AP’s global investigative team has described the alleged delays by China and the frustrations of WHO’s leadership which occurred in January, before the seriousness of the infectious process was recognized, and long before WHO’s March 11, 2020 declaration of the Novel Coronavirus Disease pandemic. More details can be found in the full article at the link above. Although the reporters do seem to be somewhat critical of China’s decisions, it is difficult to see significant signs of incompetence or neglect considering how early it was in trying to understand this new disease.

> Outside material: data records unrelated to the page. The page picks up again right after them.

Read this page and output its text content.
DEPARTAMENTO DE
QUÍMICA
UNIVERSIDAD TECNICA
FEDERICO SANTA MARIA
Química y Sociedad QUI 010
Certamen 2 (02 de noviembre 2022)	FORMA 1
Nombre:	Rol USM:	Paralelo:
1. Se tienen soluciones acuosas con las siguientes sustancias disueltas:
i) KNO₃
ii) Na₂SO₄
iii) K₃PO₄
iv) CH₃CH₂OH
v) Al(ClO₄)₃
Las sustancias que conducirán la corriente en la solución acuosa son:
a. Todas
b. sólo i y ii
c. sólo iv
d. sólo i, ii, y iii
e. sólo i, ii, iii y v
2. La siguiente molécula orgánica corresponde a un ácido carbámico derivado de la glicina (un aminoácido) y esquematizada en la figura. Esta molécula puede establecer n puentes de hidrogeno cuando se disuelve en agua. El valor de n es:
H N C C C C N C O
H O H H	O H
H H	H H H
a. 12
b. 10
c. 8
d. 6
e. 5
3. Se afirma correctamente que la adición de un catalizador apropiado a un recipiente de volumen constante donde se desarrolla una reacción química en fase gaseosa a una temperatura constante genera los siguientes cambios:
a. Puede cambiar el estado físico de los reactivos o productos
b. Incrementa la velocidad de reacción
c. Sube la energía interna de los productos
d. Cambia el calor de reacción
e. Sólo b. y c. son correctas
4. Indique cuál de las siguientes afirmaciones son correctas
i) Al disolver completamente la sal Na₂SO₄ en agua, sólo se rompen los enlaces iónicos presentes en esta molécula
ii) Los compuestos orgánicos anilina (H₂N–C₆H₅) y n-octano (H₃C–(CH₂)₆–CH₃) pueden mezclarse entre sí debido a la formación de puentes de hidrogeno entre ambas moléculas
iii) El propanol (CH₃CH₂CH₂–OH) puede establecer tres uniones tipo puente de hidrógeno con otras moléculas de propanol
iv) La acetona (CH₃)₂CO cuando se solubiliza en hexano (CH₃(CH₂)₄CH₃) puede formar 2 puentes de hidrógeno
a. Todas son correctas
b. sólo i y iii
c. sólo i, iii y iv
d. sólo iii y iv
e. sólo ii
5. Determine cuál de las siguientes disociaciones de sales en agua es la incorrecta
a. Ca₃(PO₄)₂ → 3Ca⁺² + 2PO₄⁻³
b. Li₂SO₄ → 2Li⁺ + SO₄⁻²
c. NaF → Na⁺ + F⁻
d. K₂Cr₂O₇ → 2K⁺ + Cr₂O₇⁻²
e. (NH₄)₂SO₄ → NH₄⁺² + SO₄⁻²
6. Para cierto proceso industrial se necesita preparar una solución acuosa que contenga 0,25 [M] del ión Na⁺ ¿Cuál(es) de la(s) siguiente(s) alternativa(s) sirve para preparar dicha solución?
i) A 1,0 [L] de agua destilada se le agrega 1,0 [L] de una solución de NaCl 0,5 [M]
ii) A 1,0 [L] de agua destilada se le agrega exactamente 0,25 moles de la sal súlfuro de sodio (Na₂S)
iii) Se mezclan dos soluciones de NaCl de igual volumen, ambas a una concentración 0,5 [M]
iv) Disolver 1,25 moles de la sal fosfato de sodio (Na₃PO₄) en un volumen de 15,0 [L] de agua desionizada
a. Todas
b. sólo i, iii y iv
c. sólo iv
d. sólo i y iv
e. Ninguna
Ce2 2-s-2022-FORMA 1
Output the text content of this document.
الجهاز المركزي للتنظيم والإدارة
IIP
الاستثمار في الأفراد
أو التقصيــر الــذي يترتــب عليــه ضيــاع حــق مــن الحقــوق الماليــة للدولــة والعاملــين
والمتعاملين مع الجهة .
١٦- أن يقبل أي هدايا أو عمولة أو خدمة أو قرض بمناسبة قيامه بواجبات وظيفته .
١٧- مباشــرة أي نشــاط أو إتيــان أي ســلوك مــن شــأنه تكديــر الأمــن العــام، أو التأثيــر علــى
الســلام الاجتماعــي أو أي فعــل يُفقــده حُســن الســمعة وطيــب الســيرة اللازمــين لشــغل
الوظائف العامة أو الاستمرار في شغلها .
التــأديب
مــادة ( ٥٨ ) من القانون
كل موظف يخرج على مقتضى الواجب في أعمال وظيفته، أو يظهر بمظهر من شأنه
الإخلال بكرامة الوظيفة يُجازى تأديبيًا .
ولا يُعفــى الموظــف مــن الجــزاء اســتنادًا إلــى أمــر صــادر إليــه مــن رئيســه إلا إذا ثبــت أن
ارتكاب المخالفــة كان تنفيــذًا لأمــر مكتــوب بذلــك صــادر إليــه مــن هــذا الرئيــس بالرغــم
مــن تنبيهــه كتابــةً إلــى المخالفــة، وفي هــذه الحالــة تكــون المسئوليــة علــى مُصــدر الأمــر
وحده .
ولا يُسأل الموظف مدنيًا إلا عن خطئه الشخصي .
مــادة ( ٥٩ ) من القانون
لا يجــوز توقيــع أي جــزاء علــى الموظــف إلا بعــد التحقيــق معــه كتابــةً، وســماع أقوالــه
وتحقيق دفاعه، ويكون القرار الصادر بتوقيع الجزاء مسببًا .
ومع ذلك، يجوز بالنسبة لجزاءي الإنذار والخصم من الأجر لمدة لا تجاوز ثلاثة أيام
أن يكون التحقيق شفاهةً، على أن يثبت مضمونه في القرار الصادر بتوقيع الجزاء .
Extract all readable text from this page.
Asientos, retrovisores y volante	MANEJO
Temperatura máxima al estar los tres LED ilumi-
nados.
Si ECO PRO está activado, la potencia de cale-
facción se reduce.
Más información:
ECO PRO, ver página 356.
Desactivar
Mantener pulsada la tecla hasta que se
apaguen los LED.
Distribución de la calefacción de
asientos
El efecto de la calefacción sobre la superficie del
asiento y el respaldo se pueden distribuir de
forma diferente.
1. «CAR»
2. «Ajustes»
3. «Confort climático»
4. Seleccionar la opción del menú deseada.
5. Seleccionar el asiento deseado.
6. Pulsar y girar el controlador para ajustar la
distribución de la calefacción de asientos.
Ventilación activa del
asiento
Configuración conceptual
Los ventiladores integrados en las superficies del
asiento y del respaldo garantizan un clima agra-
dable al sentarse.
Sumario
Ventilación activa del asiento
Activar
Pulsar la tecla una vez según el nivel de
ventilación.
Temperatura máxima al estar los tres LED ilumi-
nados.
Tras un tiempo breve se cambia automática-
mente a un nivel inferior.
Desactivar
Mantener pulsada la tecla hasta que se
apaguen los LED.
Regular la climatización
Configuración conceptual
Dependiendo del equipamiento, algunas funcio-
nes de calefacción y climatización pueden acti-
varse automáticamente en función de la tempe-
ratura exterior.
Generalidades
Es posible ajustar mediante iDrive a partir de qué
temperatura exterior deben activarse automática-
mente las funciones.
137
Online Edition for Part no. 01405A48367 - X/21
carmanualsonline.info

Compare that to the United States. This is now June, and, so far, our federal government has provided very little substantive support to combating this horrendous pandemic, while seemingly passively accepting the sacrifice of our health care workers and professionals dedicated to caring for these patients, not to mention the deaths of over 100,000 US residents. China and WHO have been far ahead of us in their response, but, instead of cooperating with them, our president wants to withdraw. The reasons are not clear, but he seems to be waiting for the development of drugs and vaccines in the private sector which he and some in his administration believe will be very successful from a business perspective if they can just beat China to the world market.
This pandemic shouldn’t simply be looked upon as an opportunity to control pharmaceutical markets and charge the highest prices the market will bear. It’s a pandemic. We should be working with the rest of the world to bring it under control, and that means that we should be working closely with the organization that exists for this very purpose – the World Health Organization. Mr. Trump, please, the world needs us to be involved.